The lyrics pursue this serial, contrast-emphasising approach, not only in their structure, but also in their seemingly nonsensical denotations; grammatical discontinuities and logical dissonances discourage the listener from seeking simple or single meanings. ‘Cars that are smart’ and that ‘play the bass guitar’ have clear affective resonances, and ‘Paradise Girls’, from which these lines come, clearly means something, but the lyrical text is not going to tell you what that meaning is: you’ll need to seek it in your own response to the music. Any hand-holding is going to be offered in the appealing forms and atmospheres with which these sounds are imbued. There is a particular vocal aesthetic around English lyrics sung in a Japanese accent, which Satomi Matsuzaki exploits knowingly; there is a quality to the strangeness of the words which is similar to that found in other Japanese writers’ English lyrics, perhaps related to the differences between Japanese and English grammar. Irrespective of these speculations, the effect is an appealing one, simultaneously cute and alienating, which draws the listener in like a candy-coated murder mystery.
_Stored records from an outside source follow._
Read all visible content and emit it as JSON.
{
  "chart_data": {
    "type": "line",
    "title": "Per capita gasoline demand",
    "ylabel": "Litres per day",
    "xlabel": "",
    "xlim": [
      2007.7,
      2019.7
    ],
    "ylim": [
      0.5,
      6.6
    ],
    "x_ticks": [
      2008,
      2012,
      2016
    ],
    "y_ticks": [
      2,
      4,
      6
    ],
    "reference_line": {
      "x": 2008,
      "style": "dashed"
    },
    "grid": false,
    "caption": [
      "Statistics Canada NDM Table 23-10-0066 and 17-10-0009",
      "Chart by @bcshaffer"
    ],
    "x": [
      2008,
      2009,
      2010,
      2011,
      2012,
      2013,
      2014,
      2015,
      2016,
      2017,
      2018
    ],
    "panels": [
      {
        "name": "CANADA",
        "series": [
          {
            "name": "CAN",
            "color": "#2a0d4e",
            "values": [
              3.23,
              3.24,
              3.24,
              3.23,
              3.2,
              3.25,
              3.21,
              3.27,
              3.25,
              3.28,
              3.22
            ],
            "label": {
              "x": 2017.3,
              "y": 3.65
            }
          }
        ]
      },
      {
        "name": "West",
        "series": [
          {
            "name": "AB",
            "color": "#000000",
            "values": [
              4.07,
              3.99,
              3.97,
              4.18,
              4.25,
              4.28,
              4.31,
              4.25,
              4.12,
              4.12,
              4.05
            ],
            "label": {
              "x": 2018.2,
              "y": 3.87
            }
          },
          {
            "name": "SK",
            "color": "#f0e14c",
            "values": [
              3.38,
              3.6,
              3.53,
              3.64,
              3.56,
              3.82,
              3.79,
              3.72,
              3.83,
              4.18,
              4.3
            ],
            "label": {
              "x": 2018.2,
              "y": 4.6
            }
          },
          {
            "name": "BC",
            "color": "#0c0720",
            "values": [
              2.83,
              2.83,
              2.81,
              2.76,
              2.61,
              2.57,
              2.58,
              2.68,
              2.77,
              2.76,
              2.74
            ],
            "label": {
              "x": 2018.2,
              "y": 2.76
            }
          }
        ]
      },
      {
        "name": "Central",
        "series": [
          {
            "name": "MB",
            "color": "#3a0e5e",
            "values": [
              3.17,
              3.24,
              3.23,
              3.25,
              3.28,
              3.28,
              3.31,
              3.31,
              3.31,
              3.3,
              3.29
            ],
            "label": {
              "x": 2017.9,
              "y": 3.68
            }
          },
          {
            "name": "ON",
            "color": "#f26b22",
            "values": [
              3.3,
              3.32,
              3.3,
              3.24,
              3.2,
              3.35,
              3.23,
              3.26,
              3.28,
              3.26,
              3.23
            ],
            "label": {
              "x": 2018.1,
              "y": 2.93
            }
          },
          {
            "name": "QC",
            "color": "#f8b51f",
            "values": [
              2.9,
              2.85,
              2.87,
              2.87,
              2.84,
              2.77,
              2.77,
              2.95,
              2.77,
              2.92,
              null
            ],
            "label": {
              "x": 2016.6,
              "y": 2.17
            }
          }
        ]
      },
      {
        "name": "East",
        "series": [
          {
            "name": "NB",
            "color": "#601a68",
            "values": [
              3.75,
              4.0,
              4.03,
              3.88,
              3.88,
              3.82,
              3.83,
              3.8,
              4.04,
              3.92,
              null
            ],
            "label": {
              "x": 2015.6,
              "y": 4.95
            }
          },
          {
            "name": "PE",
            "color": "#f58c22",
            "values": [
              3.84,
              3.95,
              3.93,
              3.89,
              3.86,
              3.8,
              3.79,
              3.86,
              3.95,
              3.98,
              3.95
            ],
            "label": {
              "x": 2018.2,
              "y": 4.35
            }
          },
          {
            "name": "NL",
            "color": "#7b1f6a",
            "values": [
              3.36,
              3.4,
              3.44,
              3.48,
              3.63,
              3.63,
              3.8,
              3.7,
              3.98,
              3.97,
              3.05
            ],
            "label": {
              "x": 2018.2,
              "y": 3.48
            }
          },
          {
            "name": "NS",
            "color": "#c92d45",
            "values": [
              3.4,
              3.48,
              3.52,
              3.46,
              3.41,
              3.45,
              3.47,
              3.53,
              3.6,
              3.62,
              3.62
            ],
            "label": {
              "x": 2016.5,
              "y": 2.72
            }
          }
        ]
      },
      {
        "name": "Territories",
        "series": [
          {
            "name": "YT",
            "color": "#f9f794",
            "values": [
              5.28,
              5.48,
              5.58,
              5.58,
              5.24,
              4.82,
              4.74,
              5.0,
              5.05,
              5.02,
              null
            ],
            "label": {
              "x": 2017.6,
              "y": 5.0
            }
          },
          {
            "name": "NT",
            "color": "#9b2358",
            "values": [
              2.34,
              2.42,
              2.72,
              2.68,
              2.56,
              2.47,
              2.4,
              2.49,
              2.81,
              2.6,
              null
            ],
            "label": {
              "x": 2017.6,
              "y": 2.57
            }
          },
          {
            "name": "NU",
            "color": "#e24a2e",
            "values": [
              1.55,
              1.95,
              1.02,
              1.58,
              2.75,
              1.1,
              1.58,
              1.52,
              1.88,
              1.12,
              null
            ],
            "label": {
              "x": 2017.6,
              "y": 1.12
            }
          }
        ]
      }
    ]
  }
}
The upshot of this devotedly idiosyncratic approach to music making is that it’s very easy to like La Isla Bonita, and that only the most conventional of listeners will feel actively challenged by its aesthetics, but that paying a bit of detailed attention yields as much interest and strangeness as most overtly ‘difficult’ music. Wherever you hear a sound, there is an original idea. Whenever a hook gets in your ear, it does so without recourse to any Pavlovian need to have your expectations confirmed. A lot of the music I listen to goes to great lengths to avoid the generic, but relatively little of it is as engaged with the business of having fun as Deerhoof evidently are; ‘Exit Only’s blast of guitar savagery is the most obvious nod to the band’s punk history, but that musical community’s combination of the committed with the recreational is in evidence throughout. This is not a record for you to think about, full of the sound of people thinking: it’s a party. It’s one of those parties where the people throwing it have put all of their thought, effort and creativity into making it as enjoyable as possible. It’s a record to enjoy, and the enormous craft, intelligence and originality that went into it are all at the service of that imperative. I can’t get enough of it.